You can see three tubes in the following video, each of which contains 10 flies – all alive. On the left (“controls”) , all flies comfortably climb upwards after being tapped down. These are unaffected flies. The ten flies in the middle (“COX def.”) , however, are too weak to climb, due to the lack a key protein in their nerve cells. The flies on the right (“COX def. + AOX”) also have the same deficiency, but they also have an additional protein called alternative oxidase (AOX) in the same cells, and now they can climb again (This experiment was previously published in the Scientific Reports journal).
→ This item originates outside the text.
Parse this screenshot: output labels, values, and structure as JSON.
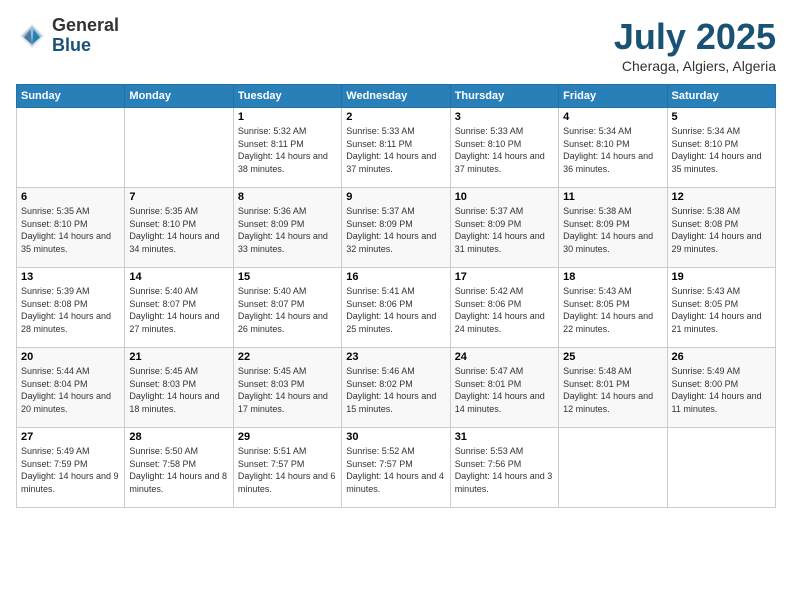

Here is a quantification of the repeat experiment, also showing a dose-dependent effect. The y-axis, “Climbing index”, shows how well flies can climb. The controls can climb very comfortably, and AOX expression alone does not affect this. However flies with pan-neuronal cytochrome c oxidase (COX) deficiency are unable to climb without AOX. High levels of AOX expression in nerve cells dramatically rescues this phenotype. Lower levels of AOX in the same cells gives a milder (but statistically significant) rescue. Finally, inactive AOX (inactived by mutations in its active center) does not help at all.
Using neuronal COX deficiency in Drosophila melanogaster as a disease model, I am studying how COX deficiency in neurons leads to locomotion problems. My focus is the type of neurons affected, and the pathological mechanisms by which they are affected. I also explore how AOX alleviates these phenotypes and processes.